Тогда я увидел Гену впервые.
Потом, в каком-то из поздних разговоров, я, как смог, описал Хуциеву это солнечное, счастливое видение давних лет.
— Куда вы шли?
— В столовую гостиницы «Турист», — не задумываясь, ответил Хуциев безо всяких возвышенностей.
— Но почему вы уверены, что именно в тот раз, когда я вас видел, вы шли в эту столовую? — обиделся я на сухую прозу хуциевского ответа.
— А мы каждый день с ним туда ходили… Харчо, бефстроганов, сто грамм…
На меня надвигается
По реке битый лед.
На реке навигация,
По реке — пароход.
Пароход белый-беленький.
Дым над красной трубой…
Ну, что тут, спрашивается, в этих простых, почти бессмысленных строчках, которые мы пропели, пробормотали, просвистели почти все свои молодые дни? Отчего я помню их и сейчас, больше чем через сорок лет с того ослепительного дня, когда, засунув руки в карманы, сияя белозубой улыбкой физкультурника и баловня судьбы, прошел передо мной впервые их автор? Отчего в горле при этом воспоминании всегда встает комок, как знак какой-то полузабытой не то радости, не то беды?
По несчастью или к счастью.
Истина проста:
Никогда не возвращайся
В прежние места.
Даже если пепелище
Кажется вполне,
Не найти того, что ищем,
Ни тебе, ни мне.
Мы, в общем-то, не только не были с Геной друзьями, но даже обстоятельства складывались так, что мы могли бы стать недругами. Но временами жизнь перекручивала наши судьбы так, что связующее нас становилось едва ли не сильнее и ближе, чем дружба. Познакомились мы вскоре после моего поступления во ВГИК. Курсе на третьем я осмелился позвонить ему. Волновался до заикания в трубку, просил написать для меня сценарий. «Я вряд ли смогу, ч-ч-чудовищно п-популярен и оттого з-з-звер-ски занят…» Неужели он передразнивает мое заикание? Но ходу назад уже нет, а от унижений любовь, как известно, только крепнет. Я пытаюсь настаивать на встрече.
— Ну, х-хорошо, уговорили. В семь у П-Пушкина…
Гена Шпаликов сначала
Уточнять не надо, сомнений нет, со знаменитым Шпаликовым мы встречаемся «по делу» ровно в семь синего осеннего вечера у волшебного бронзового изваяния; к семи уже стемнеет, вокруг поэта зажгутся неярким золотистым светом старинные фонари.

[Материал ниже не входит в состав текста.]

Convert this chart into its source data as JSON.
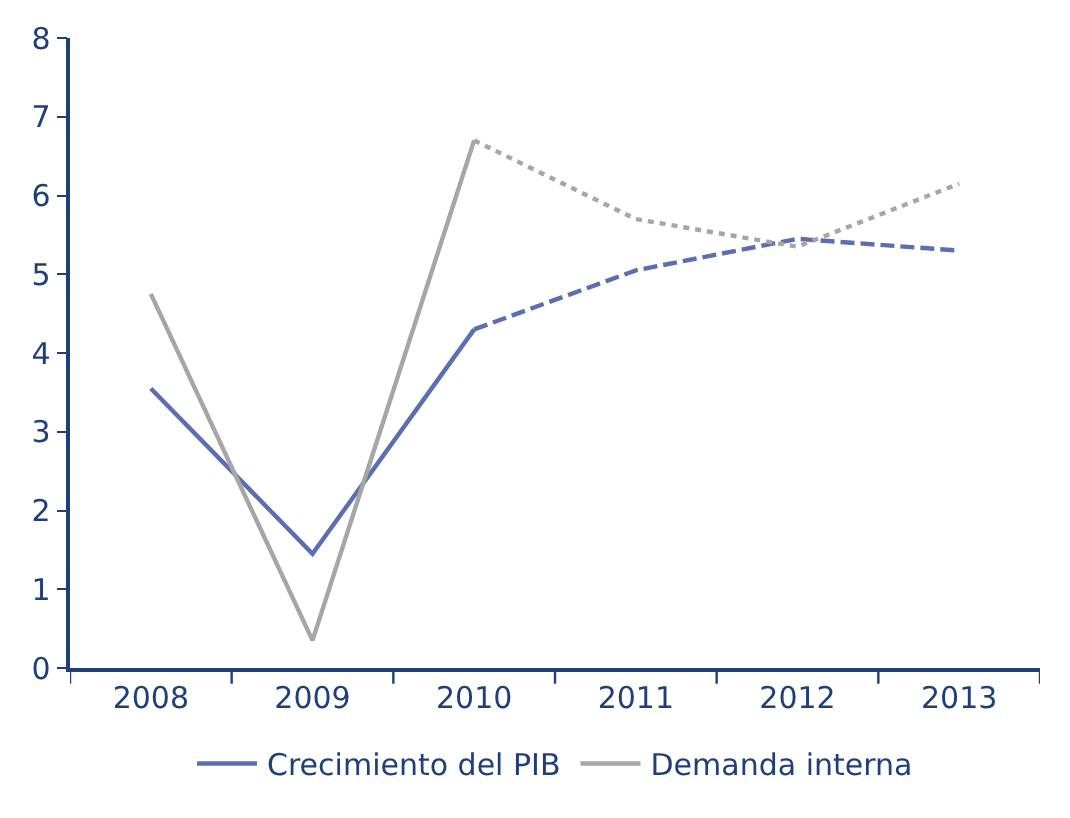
{
  "chart_data": {
    "type": "line",
    "categories": [
      "2008",
      "2009",
      "2010",
      "2011",
      "2012",
      "2013"
    ],
    "series": [
      {
        "name": "Crecimiento del PIB",
        "color": "#5b6fb0",
        "line_style": "solid",
        "values": [
          3.55,
          1.45,
          4.3,
          null,
          null,
          null
        ]
      },
      {
        "name": "Demanda interna",
        "color": "#a6a6a6",
        "line_style": "solid",
        "values": [
          4.75,
          0.35,
          6.7,
          null,
          null,
          null
        ]
      },
      {
        "color": "#5b6fb0",
        "line_style": "dashed",
        "values": [
          null,
          null,
          4.3,
          5.05,
          5.45,
          5.3
        ]
      },
      {
        "color": "#a6a6a6",
        "line_style": "dotted",
        "values": [
          null,
          null,
          6.7,
          5.7,
          5.35,
          6.15
        ]
      }
    ],
    "ylim": [
      0,
      8
    ],
    "yticks": [
      0,
      1,
      2,
      3,
      4,
      5,
      6,
      7,
      8
    ],
    "legend": "bottom",
    "marker": "none"
  }
}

Здесь когда-то Пушкин жил,
Пушкин с Вяземским дружил,
Горевал, лежал в постели,
Говорил, что он простыл.
— П-предлагаю зайти в ВТО и р-распить бутылочку х-х-холод-ненького «Цинандали»…
С этого Гениного предложения началось наше многолетнее общение. Слава богу, он не дразнился. Просто время от времени слегка заикался от природы.
На нем светлый китайский плащ, вокруг шеи намотан сине-голубой вязаный шарф. Я впервые в жизни попадаю в бестолковое актерское празднество вечернего ресторана ВТО. И там, среди шума и люстрового блистания фальшивых огней на ослепительно белой, хрустящей скатерти, мы с Г. Ф. Шпаликовым распиваем бутылочку ледяного «Цинандали», восхитительный вкус которого, как мне кажется, и до сих пор у меня на губах. С тех пор я выпил немало другого «Цинандали», бывало и холодного, и все больше со славными, хорошими людьми, но тот вкус больше не повторялся. То был вкус вина и еще — обожания заслуженной удачи. Допив бутылку, Г. Ф. расплатился и тут же царственно отказался сотрудничать со мной. Я скис, что, вероятно, отразилось на моей физиономии. Наверное, ему стало меня жалко.
— А давай двинем в цирк? — предложил он.
У Центрального рынка Шпаликов покупает букет синих астр. К моему изумлению, нас пускают со служебного входа. Резко пахнет конской мочой, потом деревянный запах опилок, тюремный свет электрических ламп в решетчатых намордниках. Он идет, будто хорошо зная куда, синий шарф болтается в такт шагам. Выныриваем возле арены, садимся. Представление давно в разгаре, движется к концу.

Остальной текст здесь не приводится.